Cardiovascular diseases (CVD) are the leading cause of death and disability worldwide. Cardiovascular disease usually affects older people. Age is of course an important risk factor, but the main causes of CVD begin early in life and the risk factors could probably dramatically be decreased with life style changes including exercise and healthy food. The present situation, however with a growing population of older citizens the socio-economic costs connected to CVD is increasing dramatically. Individuals as well as the health care systems of the societies are under a heavy burden and there is a medical and diagnostic need to meet this situation. Overall, CVD cost the EU economy €192 billion each year. Of the total costs, 57% fall on health care costs, 21% on productivity losses and 22% on informal care of patients.
During 20 years there has been a disappointing lack of development for new efficient diagnostic tools and medical drugs that could meet this need for improvement. Only a single drug exists for therapy of stroke that is the leading cause of cardiovascular death. All current drugs circle more or less around the same limited mechanisms of action, (a) vasodilatation via the renin-angiotensin-aldosterone system, diuretics (with unknown mechanisms of action beyond the initial diuresis) and calcium channel blockade, (b) cholesterol lowering (but probably with important anti-inflammatory off-target effects that may be even more relevant than cholesterol lowering), beta-blockers (with many suggested but no proven mechanisms). Similarly, classical diagnostic and drug discovery approaches have yielded no or only very few successes in the past years.
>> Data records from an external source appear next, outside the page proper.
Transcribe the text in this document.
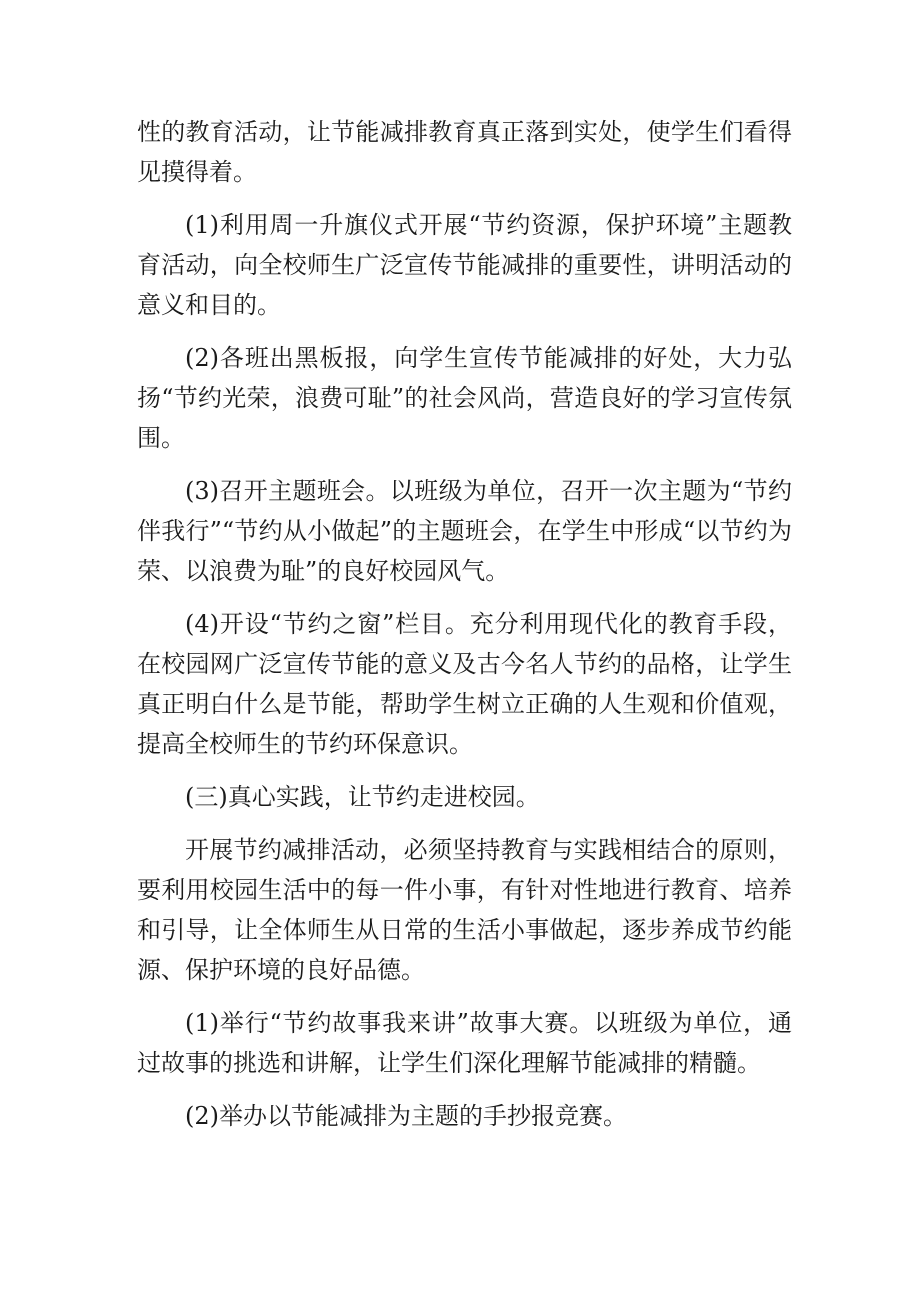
性的教育活动，让节能减排教育真正落到实处，使学生们看得见摸得着。

(1)利用周一升旗仪式开展“节约资源，保护环境”主题教育活动，向全校师生广泛宣传节能减排的重要性，讲明活动的意义和目的。

(2)各班出黑板报，向学生宣传节能减排的好处，大力弘扬“节约光荣，浪费可耻”的社会风尚，营造良好的学习宣传氛围。

(3)召开主题班会。以班级为单位，召开一次主题为“节约伴我行”“节约从小做起”的主题班会，在学生中形成“以节约为荣、以浪费为耻”的良好校园风气。

(4)开设“节约之窗”栏目。充分利用现代化的教育手段，在校园网广泛宣传节能的意义及古今名人节约的品格，让学生真正明白什么是节能，帮助学生树立正确的人生观和价值观，提高全校师生的节约环保意识。

(三)真心实践，让节约走进校园。

开展节约减排活动，必须坚持教育与实践相结合的原则，要利用校园生活中的每一件小事，有针对性地进行教育、培养和引导，让全体师生从日常的生活小事做起，逐步养成节约能源、保护环境的良好品德。

(1)举行“节约故事我来讲”故事大赛。以班级为单位，通过故事的挑选和讲解，让学生们深化理解节能减排的精髓。

(2)举办以节能减排为主题的手抄报竞赛。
Genetic and preclinical studies now point to surprising, unexpected pathomechanisms related to T-cells and innate immune response mechanisms and oxidative burst enzymes, such as NADPH oxidases expressed also in non-immune cells. Oxidative stress, an increase in reactive oxygen species (ROS), is a likely fundamental disease mechanism contributing to CVD. Accordingly, the literature often claims that antioxidant supplements prevent or cure these diseases. However, this strategy of counteracting oxidative stress, i.e. attempting to scavenge ROS after their generation, has not resulted in any beneficial clinical outcomes but supplemented antioxidants may even be harmful. There are several explanations for this. Instead of allowing ROS to form and then attempt to scavenge them, prevention of pathological ROS formation should be more effective. Selective inhibition of only those enzymes that overproduce ROS would leave physiological ROS formation intact. For example, untargeted scavenging of ROS interferes with their essential functions such as the ‘oxidative burst’, the release of high ROS amounts from neutrophils as part of the innate immune response. In lower, tightly regulated concentrations, ROS are physiologic signalling molecules regulating e.g. cell proliferation and angiogenesis. Several enzymes can generate ROS, including xanthine oxidase, cyclooxygenases, uncoupled endothelial nitric oxide synthase (eNOS), and mitochondrial enzymes. NADPH oxidases stand out as the only enzymes solely dedicated to ROS production. Other enzymes produce ROS as a by-product. NADPH oxidases are thus prime candidates as disease-relevant sources of ROS and thus they represent a highly promising class of drug targets.
Damage due to lack of oxygen, so-called ischemic injury in the heart and other organs, most often caused by atherosclerosis in the vessels, are important in the development of disease of the heart and blood vessels, both in the acute situation, such as myocardial infarction or stroke, or chronic, for example heart failure. An impaired perfusion is a central pathologic mechanism and treatment of myocardial infarction with such catheter dilation of blood vessels or the dissolution of blood clots (thrombolysis) focuses on restoring blood flow.
NADPH oxidase system catalyzes the NADPH-dependent reduction of molecular oxygen to superoxide anions, which are then dismuted to hydrogen peroxide. Today the Nox family consists of seven members: Nox1 – 5 and Duox1 and Duox2. In a recently published paper Matsushima and colleagues show that the two most important Nox forms for the production of O2-and H2O2 in the heart is Nox2 and Nox4. They also describe that the two complexes play an important role in mediating oxidative stress and damage to the heart muscle and blood vessels during infarction and reperfusion. Nox2 is involved in remodeling of heart function after an attack while Nox4 is a critical factor in mitochondrial oxidative stress and mitochondrial dysfunction in heart failure.